With hurricane season over, the weather in the West Indies was delightful; with the heat of Summer dissipated, Fever Season was also gone, for a while, and it was all “claret and cruising” through steady Trade Winds, clear, sunny days, and only now and then a half-gale or afternoon squall. It was so very pleasant that Alan Lewrie was of two moods: either bored nigh to tears, or fretful that Dame Fortune would remember that it was her job to kick him in his arse, now and again… every time he felt smug and satisfied. Or had too much idle time.
During such lulls as this, without the heady spur of adventure and action, Lewrie could become, well… distracted. It was said that “idle hands are the Devil’s workshop,” and well Lewrie knew it! Given a week or so in port for re-victualling, replenishment, and re-arming, with the pleasures of a thriving harbour town a short row off in both ear-shot and eye-shot, and, given how little a frigate captain had to do when said frigate was both at anchor and flying the “Easy” pendant to show that she was Out of Discipline to allow her people to rut with their “temporary wives” or prostitutes… when aboard, able to see it and hear it as sailors and doxies coupled between the guns on the oak deck planks, danced, cavorted, and sang, well!
It did not help Lewrie’s restless feelings to know that Lieutenant Geoffrey Westcott, his First Officer, had indeed discovered for himself a most lissome jeune fille from among the horde of civilian French refugees.

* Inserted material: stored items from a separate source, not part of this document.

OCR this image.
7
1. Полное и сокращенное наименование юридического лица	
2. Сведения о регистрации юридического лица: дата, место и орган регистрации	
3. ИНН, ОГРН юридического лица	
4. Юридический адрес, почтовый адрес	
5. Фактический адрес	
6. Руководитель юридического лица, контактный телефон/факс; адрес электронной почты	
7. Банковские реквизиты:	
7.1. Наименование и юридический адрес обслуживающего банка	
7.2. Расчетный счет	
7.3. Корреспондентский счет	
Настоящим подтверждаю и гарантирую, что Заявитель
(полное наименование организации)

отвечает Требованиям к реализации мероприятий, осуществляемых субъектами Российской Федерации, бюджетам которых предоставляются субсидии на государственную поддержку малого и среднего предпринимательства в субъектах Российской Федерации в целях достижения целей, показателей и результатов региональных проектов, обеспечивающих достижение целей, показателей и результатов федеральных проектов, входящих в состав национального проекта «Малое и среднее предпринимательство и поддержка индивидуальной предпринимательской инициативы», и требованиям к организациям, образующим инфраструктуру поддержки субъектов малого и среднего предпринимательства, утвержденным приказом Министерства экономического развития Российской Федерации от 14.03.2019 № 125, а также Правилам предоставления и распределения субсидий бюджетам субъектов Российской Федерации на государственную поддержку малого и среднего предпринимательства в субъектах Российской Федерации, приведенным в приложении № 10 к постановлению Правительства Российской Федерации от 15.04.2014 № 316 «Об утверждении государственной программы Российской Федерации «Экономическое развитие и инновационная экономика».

Whether she was truly the penniless daughter of one of the most distinguished and wealthiest families of Saint Domingue, as was alleged, a corporal’s widow, or a whore tainted with the one in 128 parts of Negro blood, a sang mele, and still considered Black in the old regime, she was hellish-handsome. Light brown, almost chestnut hair, enormous brown eyes, a fine brow and a swan-like neck, pouty lips, and a face nigh gamin or elfin in its lovelieness… which put Lewrie dangerously in mind of his former mistress in the Mediterranean, Phoebe Aretino, or that murderous pirate-minx Charite de Guilleri. Phoebe had been a teen prostitute in the port city of Toulon during the British invasion of 1794, but was now “Contessa Phoebe” in Paris, the queen of perfumes. Charite de Guilleri had been a French Creole belle who, with her brothers and cousin, and some old privateers, had turned both pirates and revolutionaries with the purpose of freeing New Orleans and Louisiana from the Spanish; she had shot Lewrie in the chest, once, when he’d run them down and ended their game on Grand Terre Isle, at the mouth of Barataria Bay. Before that, they had been lovers… and damned if both of them had not been grand lovers! Which remembrance did Lewrie’s equilibrium no good, at all.
How could one still evince a lusty itch for a young woman who’d hunted him down and tried to kill him for good, and had might as well have fired the shot that had slain his wife, Caroline, during the Peace of Amiens, in France in 1802?
Lewrie returned aboard Reliant just as Three Bells of the Forenoon were struck. The side-party was mostly the fully-uniformed Marines, the requisite number of sailors in shore-going finery, and those Midshipmen unfortunate enough to stand Harbour Watch; officers in port did not, and what Lieutenants Spendlove and Merriman were doing below in the gun-room to while away their idle time, Lewrie could have cared less. The crewmen of the Harbour Watch, those on the gangways and the weather decks, doffed their hats and stood facing him for a minute or so, then went back to their few duties, envying their mates below on the gun-deck, where they sported with their women.